Objective: To evaluate the cardiovascular safety of salmeterol in COPD patients by conducting a pooled analysis of cardiovascular safety data.

Design: Randomized, double-blind, parallel group, multiple-dose studies, which included salmeterol, 50 μg bid, and placebo arms.

Study selection: Seven of a total of 17 studies met the predefined inclusion requirements and were pooled. A total of 1,443 patients received placebo, while 1,410 patients received salmeterol, 50 μg bid. The median duration of treatment was 24 weeks (range, 12 to 52 weeks).

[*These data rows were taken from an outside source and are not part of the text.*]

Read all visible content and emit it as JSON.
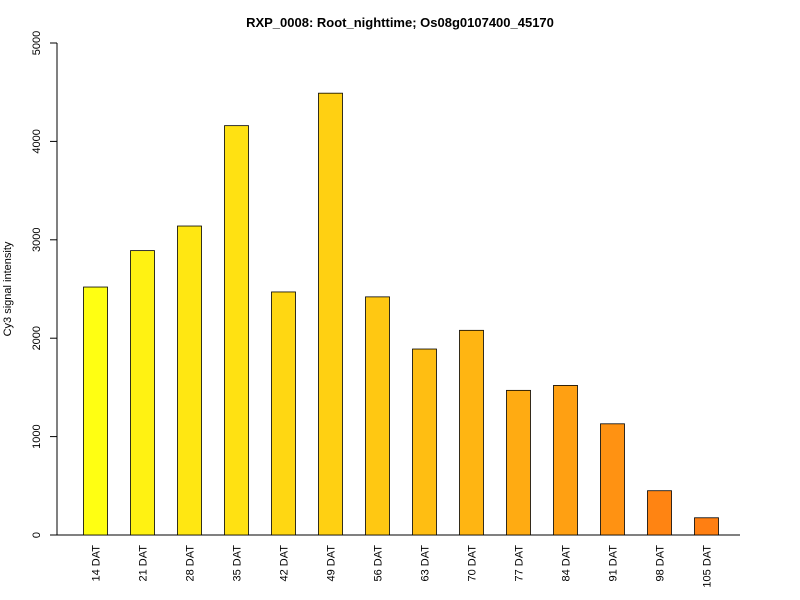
{
  "chart_data": {
    "type": "bar",
    "title": "RXP_0008: Root_nighttime; Os08g0107400_45170",
    "xlabel": "",
    "ylabel": "Cy3 signal intensity",
    "ylim": [
      0,
      5000
    ],
    "yticks": [
      0,
      1000,
      2000,
      3000,
      4000,
      5000
    ],
    "grid": false,
    "categories": [
      "14 DAT",
      "21 DAT",
      "28 DAT",
      "35 DAT",
      "42 DAT",
      "49 DAT",
      "56 DAT",
      "63 DAT",
      "70 DAT",
      "77 DAT",
      "84 DAT",
      "91 DAT",
      "98 DAT",
      "105 DAT"
    ],
    "values": [
      2520,
      2890,
      3140,
      4160,
      2470,
      4490,
      2420,
      1890,
      2080,
      1470,
      1520,
      1130,
      450,
      175
    ],
    "colors": [
      "#ffff12",
      "#fff212",
      "#ffe712",
      "#ffe112",
      "#ffd712",
      "#ffd012",
      "#ffc812",
      "#ffbe12",
      "#ffb512",
      "#ffab12",
      "#ffa012",
      "#ff9212",
      "#ff8412",
      "#ff7f12"
    ]
  }
}
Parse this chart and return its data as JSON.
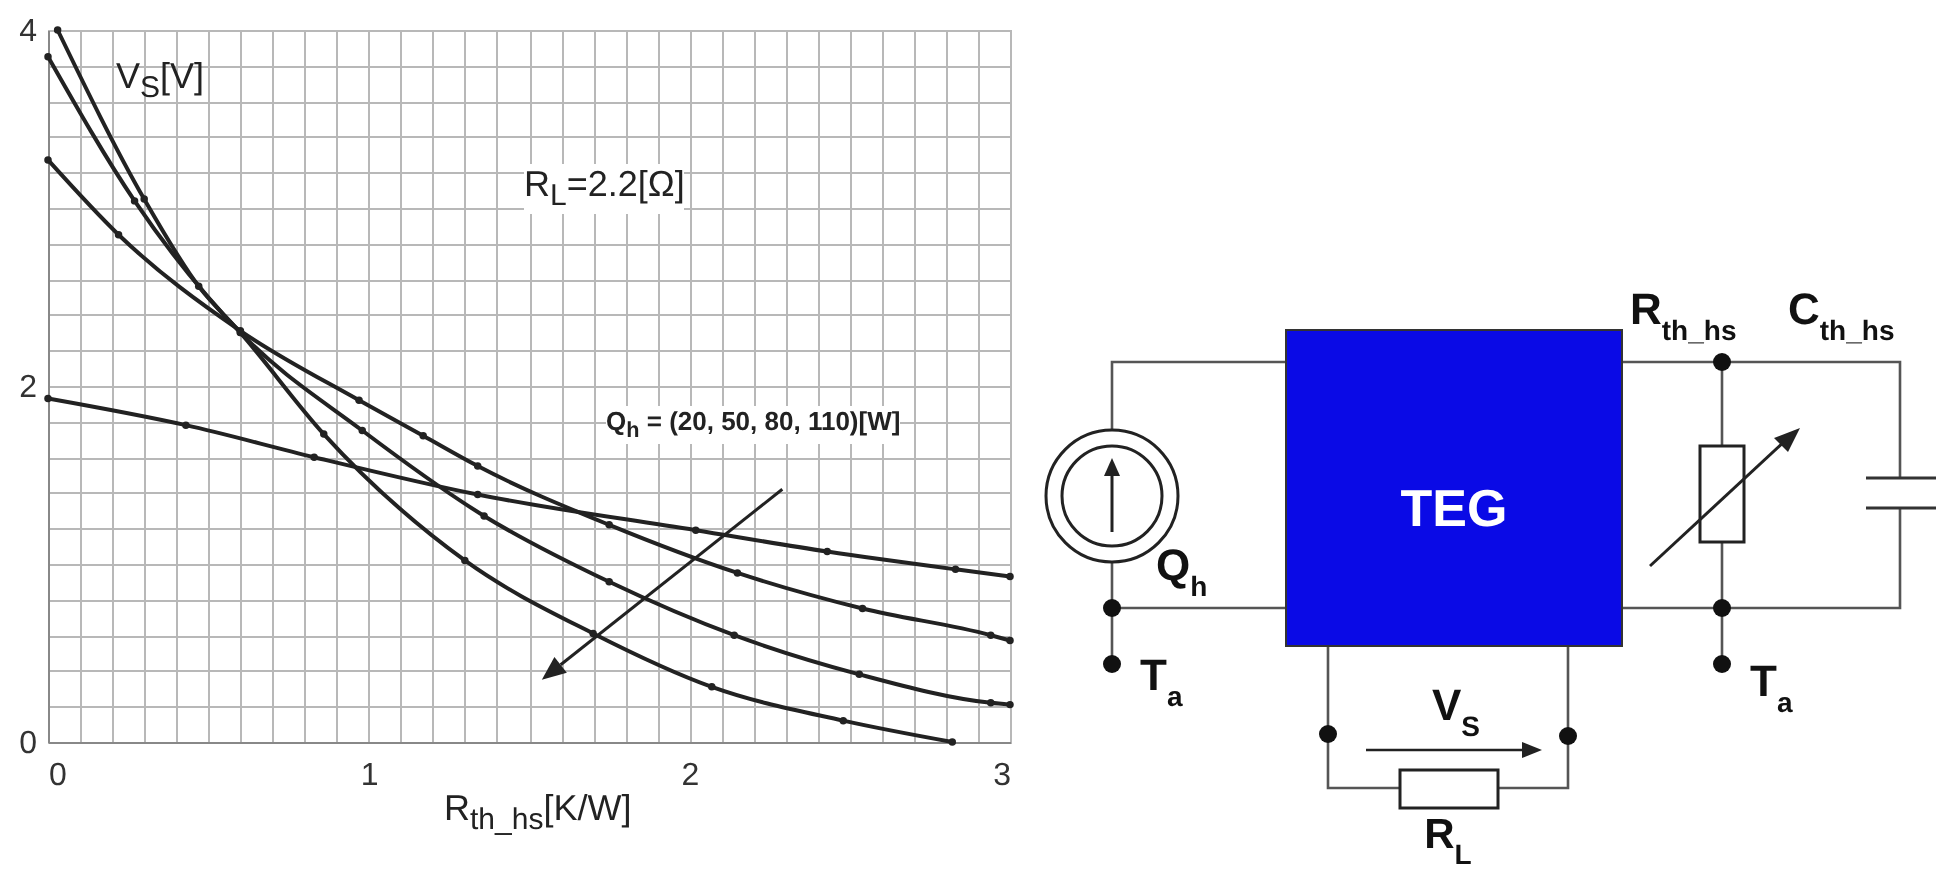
{
  "chart_data": [
    {
      "type": "line",
      "xlabel": "R$_{th_hs}$[K/W]",
      "ylabel": "V$_{S}$[V]",
      "annotations": [
        "R$_{L}$=2.2[Ω]",
        "Q$_{h}$ = (20, 50, 80, 110)[W]"
      ],
      "series": [
        {
          "color": "#222222",
          "x": [
            0,
            0.43,
            0.83,
            1.34,
            2.02,
            2.43,
            2.83,
            3.0
          ],
          "values": [
            1.93,
            1.78,
            1.6,
            1.39,
            1.19,
            1.07,
            0.97,
            0.93
          ]
        },
        {
          "color": "#222222",
          "x": [
            0,
            0.22,
            0.6,
            0.97,
            1.17,
            1.34,
            1.75,
            2.15,
            2.54,
            2.94,
            3.0
          ],
          "values": [
            3.27,
            2.85,
            2.31,
            1.92,
            1.72,
            1.55,
            1.22,
            0.95,
            0.75,
            0.6,
            0.57
          ]
        },
        {
          "color": "#222222",
          "x": [
            0,
            0.27,
            0.6,
            0.98,
            1.36,
            1.75,
            2.14,
            2.53,
            2.94,
            3.0
          ],
          "values": [
            3.85,
            3.04,
            2.3,
            1.75,
            1.27,
            0.9,
            0.6,
            0.38,
            0.22,
            0.21
          ]
        },
        {
          "color": "#222222",
          "x": [
            0.03,
            0.3,
            0.47,
            0.6,
            0.86,
            1.3,
            1.7,
            2.07,
            2.48,
            2.82
          ],
          "values": [
            4.0,
            3.05,
            2.56,
            2.3,
            1.73,
            1.02,
            0.61,
            0.31,
            0.12,
            0.0
          ]
        }
      ],
      "xlim": [
        0,
        3
      ],
      "ylim": [
        0,
        4
      ],
      "xticks": [
        0,
        {
          "value": 0.1,
          "label": null
        },
        {
          "value": 0.2,
          "label": null
        },
        {
          "value": 0.3,
          "label": null
        },
        {
          "value": 0.4,
          "label": null
        },
        {
          "value": 0.5,
          "label": null
        },
        {
          "value": 0.6,
          "label": null
        },
        {
          "value": 0.7,
          "label": null
        },
        {
          "value": 0.8,
          "label": null
        },
        {
          "value": 0.9,
          "label": null
        },
        1,
        {
          "value": 1.1,
          "label": null
        },
        {
          "value": 1.2,
          "label": null
        },
        {
          "value": 1.3,
          "label": null
        },
        {
          "value": 1.4,
          "label": null
        },
        {
          "value": 1.5,
          "label": null
        },
        {
          "value": 1.6,
          "label": null
        },
        {
          "value": 1.7,
          "label": null
        },
        {
          "value": 1.8,
          "label": null
        },
        {
          "value": 1.9,
          "label": null
        },
        2,
        {
          "value": 2.1,
          "label": null
        },
        {
          "value": 2.2,
          "label": null
        },
        {
          "value": 2.3,
          "label": null
        },
        {
          "value": 2.4,
          "label": null
        },
        {
          "value": 2.5,
          "label": null
        },
        {
          "value": 2.6,
          "label": null
        },
        {
          "value": 2.7,
          "label": null
        },
        {
          "value": 2.8,
          "label": null
        },
        {
          "value": 2.9,
          "label": null
        },
        3
      ],
      "yticks": [
        0,
        {
          "value": 0.2,
          "label": null
        },
        {
          "value": 0.4,
          "label": null
        },
        {
          "value": 0.6,
          "label": null
        },
        {
          "value": 0.8,
          "label": null
        },
        {
          "value": 1,
          "label": null
        },
        {
          "value": 1.2,
          "label": null
        },
        {
          "value": 1.4,
          "label": null
        },
        {
          "value": 1.6,
          "label": null
        },
        {
          "value": 1.8,
          "label": null
        },
        2,
        {
          "value": 2.2,
          "label": null
        },
        {
          "value": 2.4,
          "label": null
        },
        {
          "value": 2.6,
          "label": null
        },
        {
          "value": 2.8,
          "label": null
        },
        {
          "value": 3,
          "label": null
        },
        {
          "value": 3.2,
          "label": null
        },
        {
          "value": 3.4,
          "label": null
        },
        {
          "value": 3.6,
          "label": null
        },
        {
          "value": 3.8,
          "label": null
        },
        4
      ],
      "grid": true,
      "marker": "circle",
      "line_style": "solid"
    },
    {
      "type": "other",
      "annotations": [
        "TEG",
        "R$_{th_hs}$",
        "C$_{th_hs}$",
        "Q$_{h}$",
        "T$_{a}$",
        "T$_{a}$",
        "V$_{S}$",
        "R$_{L}$"
      ]
    }
  ]
}
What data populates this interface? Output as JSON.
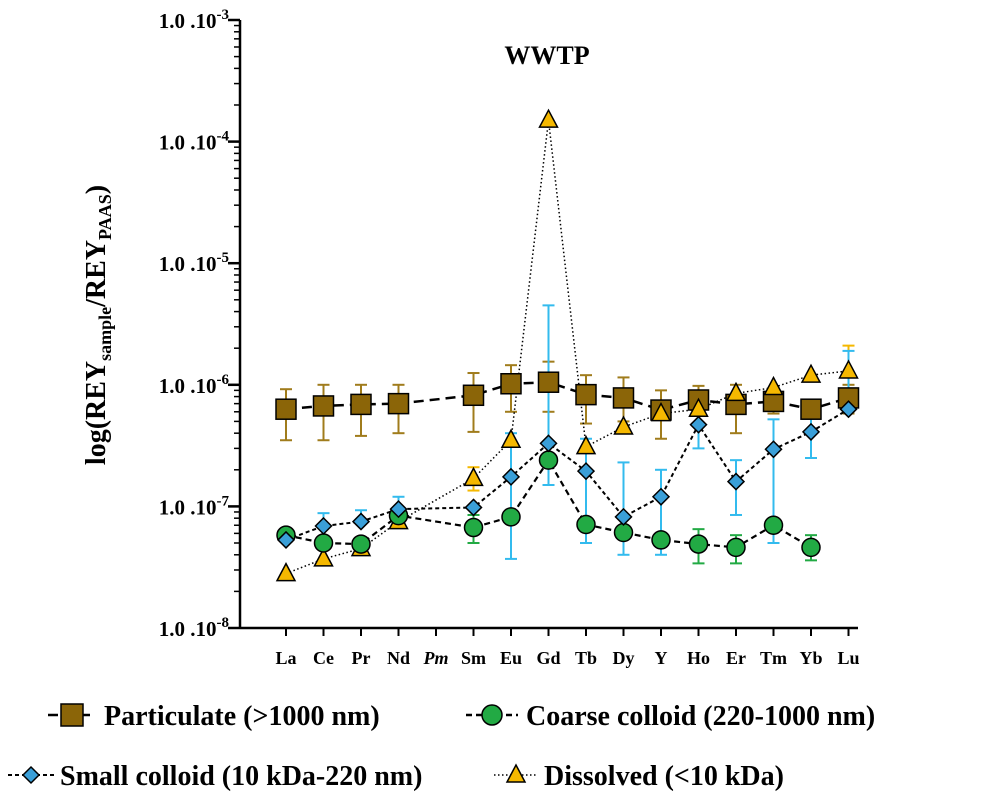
{
  "chart_data": {
    "type": "scatter",
    "title": "WWTP",
    "ylabel": {
      "main": "log(REY",
      "sub1": "sample",
      "mid": "/REY",
      "sub2": "PAAS",
      "end": ")"
    },
    "yscale": "log",
    "ylim": [
      1e-08,
      0.001
    ],
    "yticks": [
      {
        "label": "1.0 .10",
        "exp": "-3",
        "value": 0.001
      },
      {
        "label": "1.0 .10",
        "exp": "-4",
        "value": 0.0001
      },
      {
        "label": "1.0 .10",
        "exp": "-5",
        "value": 1e-05
      },
      {
        "label": "1.0 .10",
        "exp": "-6",
        "value": 1e-06
      },
      {
        "label": "1.0 .10",
        "exp": "-7",
        "value": 1e-07
      },
      {
        "label": "1.0 .10",
        "exp": "-8",
        "value": 1e-08
      }
    ],
    "categories": [
      "La",
      "Ce",
      "Pr",
      "Nd",
      "Pm",
      "Sm",
      "Eu",
      "Gd",
      "Tb",
      "Dy",
      "Y",
      "Ho",
      "Er",
      "Tm",
      "Yb",
      "Lu"
    ],
    "italic_categories": [
      "Pm"
    ],
    "grid": false,
    "legend_position": "bottom",
    "series": [
      {
        "name": "Particulate (>1000 nm)",
        "marker": "square",
        "color": "#8b6508",
        "line_style": "dashed-long",
        "error_color": "#a07c1c",
        "values": [
          6.3e-07,
          6.7e-07,
          6.9e-07,
          7e-07,
          null,
          8.2e-07,
          1.02e-06,
          1.05e-06,
          8.3e-07,
          7.8e-07,
          6.2e-07,
          7.5e-07,
          6.9e-07,
          7.3e-07,
          6.3e-07,
          7.8e-07
        ],
        "err_low": [
          3.5e-07,
          3.5e-07,
          3.8e-07,
          4e-07,
          null,
          4.1e-07,
          6e-07,
          6e-07,
          4.8e-07,
          5e-07,
          3.6e-07,
          5.8e-07,
          4e-07,
          5.8e-07,
          null,
          5.8e-07
        ],
        "err_high": [
          9.2e-07,
          1e-06,
          1e-06,
          1e-06,
          null,
          1.25e-06,
          1.45e-06,
          1.55e-06,
          1.2e-06,
          1.15e-06,
          9e-07,
          9.8e-07,
          1e-06,
          8.5e-07,
          null,
          1e-06
        ]
      },
      {
        "name": "Coarse colloid (220-1000 nm)",
        "marker": "circle",
        "color": "#22aa44",
        "line_style": "dashed",
        "error_color": "#22aa44",
        "values": [
          5.8e-08,
          5e-08,
          4.9e-08,
          8.4e-08,
          null,
          6.7e-08,
          8.2e-08,
          2.4e-07,
          7.1e-08,
          6.1e-08,
          5.3e-08,
          4.9e-08,
          4.6e-08,
          7e-08,
          4.6e-08,
          null
        ],
        "err_low": [
          null,
          null,
          null,
          null,
          null,
          5e-08,
          null,
          null,
          null,
          null,
          null,
          3.4e-08,
          3.4e-08,
          null,
          3.6e-08,
          null
        ],
        "err_high": [
          null,
          null,
          null,
          null,
          null,
          8.5e-08,
          null,
          null,
          null,
          null,
          null,
          6.5e-08,
          5.8e-08,
          null,
          5.8e-08,
          null
        ]
      },
      {
        "name": "Small colloid (10 kDa-220 nm)",
        "marker": "diamond",
        "color": "#3a9fd8",
        "line_style": "dashed-short",
        "error_color": "#33bbee",
        "values": [
          5.3e-08,
          6.9e-08,
          7.5e-08,
          9.5e-08,
          null,
          9.8e-08,
          1.75e-07,
          3.3e-07,
          1.95e-07,
          8.2e-08,
          1.2e-07,
          4.7e-07,
          1.6e-07,
          2.95e-07,
          4.1e-07,
          6.3e-07
        ],
        "err_low": [
          null,
          null,
          null,
          null,
          null,
          null,
          3.7e-08,
          1.5e-07,
          5e-08,
          4e-08,
          4e-08,
          3e-07,
          8.5e-08,
          5e-08,
          2.5e-07,
          null
        ],
        "err_high": [
          null,
          8.8e-08,
          9.3e-08,
          1.2e-07,
          null,
          null,
          4e-07,
          4.5e-06,
          3.6e-07,
          2.3e-07,
          2e-07,
          6e-07,
          2.4e-07,
          5.2e-07,
          5.3e-07,
          1.9e-06
        ]
      },
      {
        "name": "Dissolved (<10 kDa)",
        "marker": "triangle",
        "color": "#f5b800",
        "line_style": "dotted",
        "error_color": "#f5b800",
        "values": [
          2.8e-08,
          3.7e-08,
          4.5e-08,
          7.5e-08,
          null,
          1.7e-07,
          3.5e-07,
          0.00015,
          3.1e-07,
          4.5e-07,
          5.8e-07,
          6.3e-07,
          8.5e-07,
          9.5e-07,
          1.2e-06,
          1.3e-06
        ],
        "err_low": [
          null,
          null,
          null,
          null,
          null,
          1.35e-07,
          null,
          null,
          null,
          null,
          null,
          null,
          null,
          null,
          null,
          null
        ],
        "err_high": [
          null,
          null,
          null,
          null,
          null,
          2.1e-07,
          null,
          null,
          null,
          null,
          null,
          null,
          null,
          null,
          null,
          2.1e-06
        ]
      }
    ]
  }
}
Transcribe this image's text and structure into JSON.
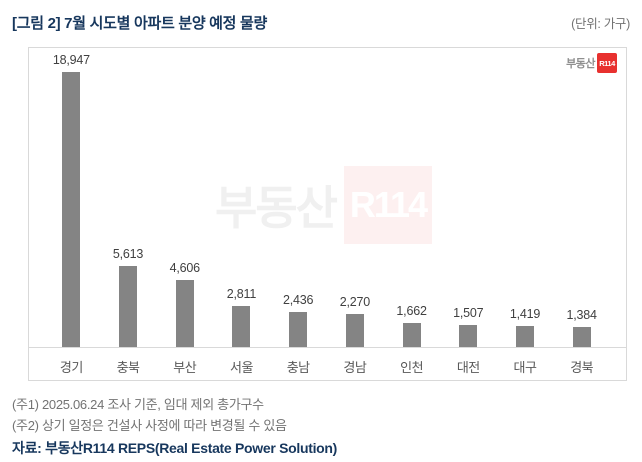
{
  "header": {
    "title": "[그림 2] 7월 시도별 아파트 분양 예정 물량",
    "unit_label": "(단위: 가구)"
  },
  "brand": {
    "prefix": "부동산",
    "box_text": "R114",
    "red": "#e8312f"
  },
  "watermark": {
    "prefix": "부동산",
    "box_text": "R114"
  },
  "chart_data": {
    "type": "bar",
    "title": "7월 시도별 아파트 분양 예정 물량",
    "unit": "가구",
    "categories": [
      "경기",
      "충북",
      "부산",
      "서울",
      "충남",
      "경남",
      "인천",
      "대전",
      "대구",
      "경북"
    ],
    "values": [
      18947,
      5613,
      4606,
      2811,
      2436,
      2270,
      1662,
      1507,
      1419,
      1384
    ],
    "bar_color": "#848484",
    "value_label_color": "#404040",
    "xlabel": "",
    "ylabel": "",
    "ylim": [
      0,
      20000
    ],
    "grid": false,
    "legend": false,
    "value_labels": true
  },
  "notes": [
    "(주1) 2025.06.24 조사 기준, 임대 제외 총가구수",
    "(주2) 상기 일정은 건설사 사정에 따라 변경될 수 있음"
  ],
  "source": "자료: 부동산R114 REPS(Real Estate Power Solution)"
}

Results: Treatment with salmeterol, 50 μg bid, showed no increased risk of cardiovascular adverse events (AEs) compared with placebo (relative risk, 1.03; 95% confidence interval, 0.8 to 1.3; p = 0.838). Both groups had a similar incidence of cardiovascular events (8%), including cardiovascular deaths. The incidence of cardiovascular AEs increased with age, concurrent cardiovascular conditions, and treatment with antiarrhythmic/bradycardic agents, although increases were comparable in both treatment groups. There were no episodes of sustained ventricular tachycardia, and no clinically significant differences were observed in 24-h heart rate, ventricular and supraventricular ectopic events, qualitative ECGs, QT intervals, or vital signs between the salmeterol, 50 μg bid, group and the placebo group. Similar findings were observed when patients were stratified for age of > 65 years or the known presence of cardiovascular disease.

Conclusions: Treatment with salmeterol, 50 μg bid, does not increase the risk of cardiovascular AEs in this population of COPD patients compared with placebo.